Imam Ali as pernah berkata:
اعملوا لله في غير رياء ولا سمعة، فإنه من عمل لغير الله وكله الله إلى من عمل له.
“Beramallah untuk Allah, bukan karena riya dan ingin dipuji. Siapa yang beramal bukan karena Allah, maka Allah akan menyerahkannya kepada yang ia cari.” (Nahjul Balaghah, Hikmah no. 5)
Imam Husain tidak berjuang demi nama, tidak pula demi pujian sejarah. Bahkan beliau tahu bahwa setelah kematiannya, tubuhnya akan diinjak-injak dan kepalanya ditombak. Tapi beliau tetap berkata:
هوَّنَ ما نزل بي أنه بعين الله.
“Ringan apa yang menimpaku karena semuanya ada dalam pandangan Allah.” (Bihar al-Anwar, jil. 45, hal. 87)
Tak ada kisah yang lebih memilukan dari bayi yang dibawa ke tengah medan perang. Imam Husain as membawa putranya yang berumur 6 bulan, Ali Asghar, berharap mendapat setetes air. Tapi apa yang terjadi? Sebuah anak panah menembus leher bayi mungil itu.

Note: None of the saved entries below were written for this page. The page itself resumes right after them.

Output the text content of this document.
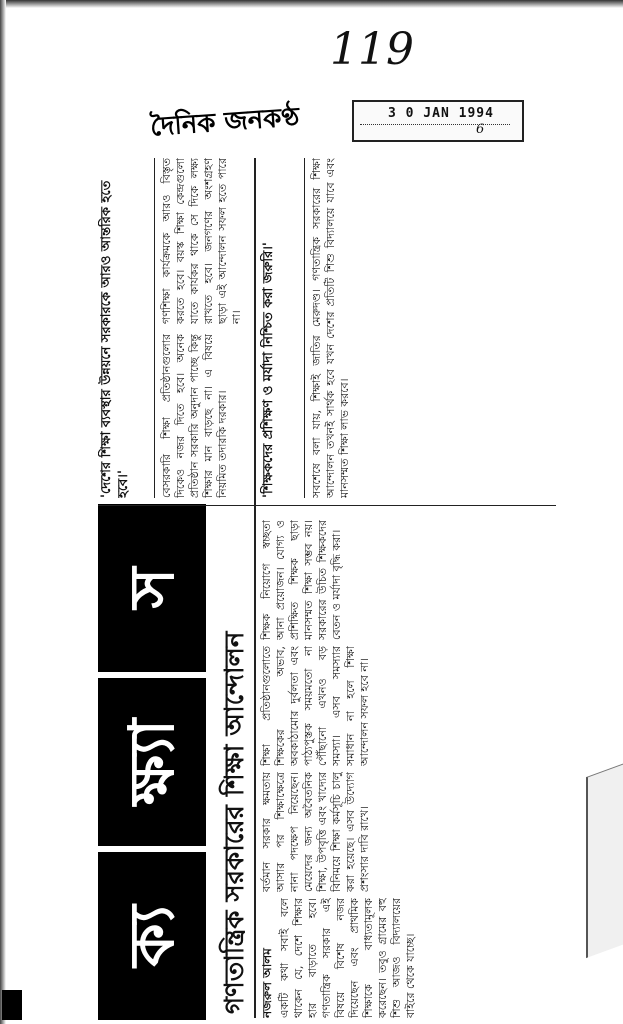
119
দৈনিক জনকণ্ঠ	3 0 JAN 1994
6
ক্য
ক্ষ্যা
স
গণতান্ত্রিক সরকারের শিক্ষা আন্দোলন নজরুল আলম একটি কথা সবাই বলে থাকেন যে, দেশে শিক্ষার হার বাড়াতে হবে। গণতান্ত্রিক সরকার এই বিষয়ে বিশেষ নজর দিয়েছেন এবং প্রাথমিক শিক্ষাকে বাধ্যতামূলক করেছেন। তবুও গ্রামের বহু শিশু আজও বিদ্যালয়ের বাইরে থেকে যাচ্ছে।
বর্তমান সরকার ক্ষমতায় আসার পর শিক্ষাক্ষেত্রে নানা পদক্ষেপ নিয়েছেন। মেয়েদের জন্য অবৈতনিক শিক্ষা, উপবৃত্তি এবং খাদ্যের বিনিময়ে শিক্ষা কর্মসূচি চালু করা হয়েছে। এসব উদ্যোগ প্রশংসার দাবি রাখে।
শিক্ষা প্রতিষ্ঠানগুলোতে শিক্ষকের অভাব, অবকাঠামোর দুর্বলতা এবং পাঠ্যপুস্তক সময়মতো না পৌঁছানো এখনও বড় সমস্যা। এসব সমস্যার সমাধান না হলে শিক্ষা আন্দোলন সফল হবে না।
শিক্ষক নিয়োগে স্বচ্ছতা আনা প্রয়োজন। যোগ্য ও প্রশিক্ষিত শিক্ষক ছাড়া মানসম্মত শিক্ষা সম্ভব নয়। সরকারের উচিত শিক্ষকদের বেতন ও মর্যাদা বৃদ্ধি করা।
'দেশের শিক্ষা ব্যবস্থার উন্নয়নে সরকারকে আরও আন্তরিক হতে হবে।'	বেসরকারি শিক্ষা প্রতিষ্ঠানগুলোর দিকেও নজর দিতে হবে। অনেক প্রতিষ্ঠান সরকারি অনুদান পাচ্ছে কিন্তু শিক্ষার মান বাড়ছে না। এ বিষয়ে নিয়মিত তদারকি দরকার।
গণশিক্ষা কার্যক্রমকে আরও বিস্তৃত করতে হবে। বয়স্ক শিক্ষা কেন্দ্রগুলো যাতে কার্যকর থাকে সে দিকে লক্ষ্য রাখতে হবে। জনগণের অংশগ্রহণ ছাড়া এই আন্দোলন সফল হতে পারে না।	'শিক্ষকদের প্রশিক্ষণ ও মর্যাদা নিশ্চিত করা জরুরি।'	সবশেষে বলা যায়, শিক্ষাই জাতির মেরুদণ্ড। গণতান্ত্রিক সরকারের শিক্ষা আন্দোলন তখনই সার্থক হবে যখন দেশের প্রতিটি শিশু বিদ্যালয়ে যাবে এবং মানসম্মত শিক্ষা লাভ করবে।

Namun Imam Husain tidak mengutuk. Beliau mengangkat tubuh kecil itu ke langit dan berkata:
هوَّنَ ما نزل بي أنه بعين الله.
“Semua ini menjadi ringan karena terjadi di bawah pandangan Allah.”

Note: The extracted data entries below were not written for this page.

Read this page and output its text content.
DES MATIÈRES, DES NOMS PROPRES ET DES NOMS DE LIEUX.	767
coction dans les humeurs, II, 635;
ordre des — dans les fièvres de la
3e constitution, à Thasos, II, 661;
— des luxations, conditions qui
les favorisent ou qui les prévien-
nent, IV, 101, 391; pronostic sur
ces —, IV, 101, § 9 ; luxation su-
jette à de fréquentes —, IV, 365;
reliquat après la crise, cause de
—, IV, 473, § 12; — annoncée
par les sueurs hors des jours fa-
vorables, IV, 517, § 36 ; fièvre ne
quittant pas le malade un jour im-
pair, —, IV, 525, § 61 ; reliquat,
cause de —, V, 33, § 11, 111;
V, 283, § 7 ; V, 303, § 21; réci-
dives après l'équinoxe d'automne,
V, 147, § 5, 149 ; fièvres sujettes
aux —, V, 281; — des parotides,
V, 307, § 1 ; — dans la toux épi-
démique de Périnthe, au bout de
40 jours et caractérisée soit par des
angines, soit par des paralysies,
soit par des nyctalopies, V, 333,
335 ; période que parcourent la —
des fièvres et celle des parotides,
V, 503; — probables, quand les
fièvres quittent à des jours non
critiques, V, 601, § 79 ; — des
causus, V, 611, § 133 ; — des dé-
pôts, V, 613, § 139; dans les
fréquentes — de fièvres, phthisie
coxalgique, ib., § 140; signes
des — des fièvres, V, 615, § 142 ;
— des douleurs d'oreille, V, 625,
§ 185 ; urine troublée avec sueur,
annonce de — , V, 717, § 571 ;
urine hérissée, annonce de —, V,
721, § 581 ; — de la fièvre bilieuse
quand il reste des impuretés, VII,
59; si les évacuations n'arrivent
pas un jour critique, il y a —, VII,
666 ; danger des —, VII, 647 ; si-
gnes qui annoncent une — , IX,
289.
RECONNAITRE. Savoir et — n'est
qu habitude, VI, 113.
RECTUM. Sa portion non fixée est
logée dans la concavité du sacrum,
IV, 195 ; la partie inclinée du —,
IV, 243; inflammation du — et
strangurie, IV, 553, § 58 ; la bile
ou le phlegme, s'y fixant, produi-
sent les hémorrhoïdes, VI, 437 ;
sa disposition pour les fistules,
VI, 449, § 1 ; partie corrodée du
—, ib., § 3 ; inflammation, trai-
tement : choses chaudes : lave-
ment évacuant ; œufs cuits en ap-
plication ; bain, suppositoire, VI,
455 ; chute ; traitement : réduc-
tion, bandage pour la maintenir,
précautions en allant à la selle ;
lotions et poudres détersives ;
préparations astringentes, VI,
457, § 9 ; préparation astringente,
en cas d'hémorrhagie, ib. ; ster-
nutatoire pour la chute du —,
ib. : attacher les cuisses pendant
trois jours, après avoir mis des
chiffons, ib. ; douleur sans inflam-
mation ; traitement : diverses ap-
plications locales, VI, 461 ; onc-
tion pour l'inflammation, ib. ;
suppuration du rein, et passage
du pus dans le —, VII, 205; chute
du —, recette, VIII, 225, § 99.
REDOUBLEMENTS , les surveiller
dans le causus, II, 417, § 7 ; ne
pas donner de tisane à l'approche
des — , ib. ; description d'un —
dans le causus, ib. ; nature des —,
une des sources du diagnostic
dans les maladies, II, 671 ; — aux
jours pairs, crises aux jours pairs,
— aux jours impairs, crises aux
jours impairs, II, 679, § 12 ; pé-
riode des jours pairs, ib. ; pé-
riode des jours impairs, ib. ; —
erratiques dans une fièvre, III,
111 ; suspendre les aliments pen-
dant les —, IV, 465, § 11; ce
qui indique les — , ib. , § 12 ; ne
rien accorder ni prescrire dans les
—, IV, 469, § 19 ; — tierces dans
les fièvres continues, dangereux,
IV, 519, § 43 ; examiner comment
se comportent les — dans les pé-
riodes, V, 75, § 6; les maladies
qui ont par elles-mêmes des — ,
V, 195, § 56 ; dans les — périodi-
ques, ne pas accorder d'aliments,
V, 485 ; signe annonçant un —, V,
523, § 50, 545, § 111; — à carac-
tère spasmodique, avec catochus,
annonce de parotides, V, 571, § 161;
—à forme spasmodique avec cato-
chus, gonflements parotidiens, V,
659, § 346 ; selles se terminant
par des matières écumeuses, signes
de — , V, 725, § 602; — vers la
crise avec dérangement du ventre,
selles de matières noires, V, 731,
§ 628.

Itulah puncak pengorbanan dan keikhlasan: bahkan ketika Allah mengambil anaknya, ia tetap berkata, “Aku ridha.”
Karbala mengajarkan bahwa pengorbanan sejati lahir dari hati yang ikhlas. Dalam hidup, kita juga diuji: kehilangan, kecewa, ketidakadilan. Tapi kalau hati kita tetap lurus karena Allah, maka sekecil apa pun amal kita, Allah akan membesarkannya.
Dalam kehidupan kita hari ini: berkorbanlah untuk menolong sesama, meski tidak dilihat orang, ikhlaskan kebaikanmu, meski tidak dibalas manusia, tahanlah diri dari balas dendam, karena Allah lebih tahu.
Karbala bukan sekadar cerita lama. Ia adalah peta jalan bagi hati yang ingin tulus.
Imam Husain dan para syuhada Karbala telah mengajarkan kepada kita bahwa cinta sejati adalah cinta yang berani berkorban, dan pengorbanan sejati adalah pengorbanan yang ikhlas. Di tengah dunia yang penuh kepalsuan dan pamrih, mari belajar dari mereka: menjadi manusia yang melakukan kebaikan hanya karena Allah.
Sebab hanya dengan pengorbanan dan keikhlasan, hidup ini menjadi bermakna.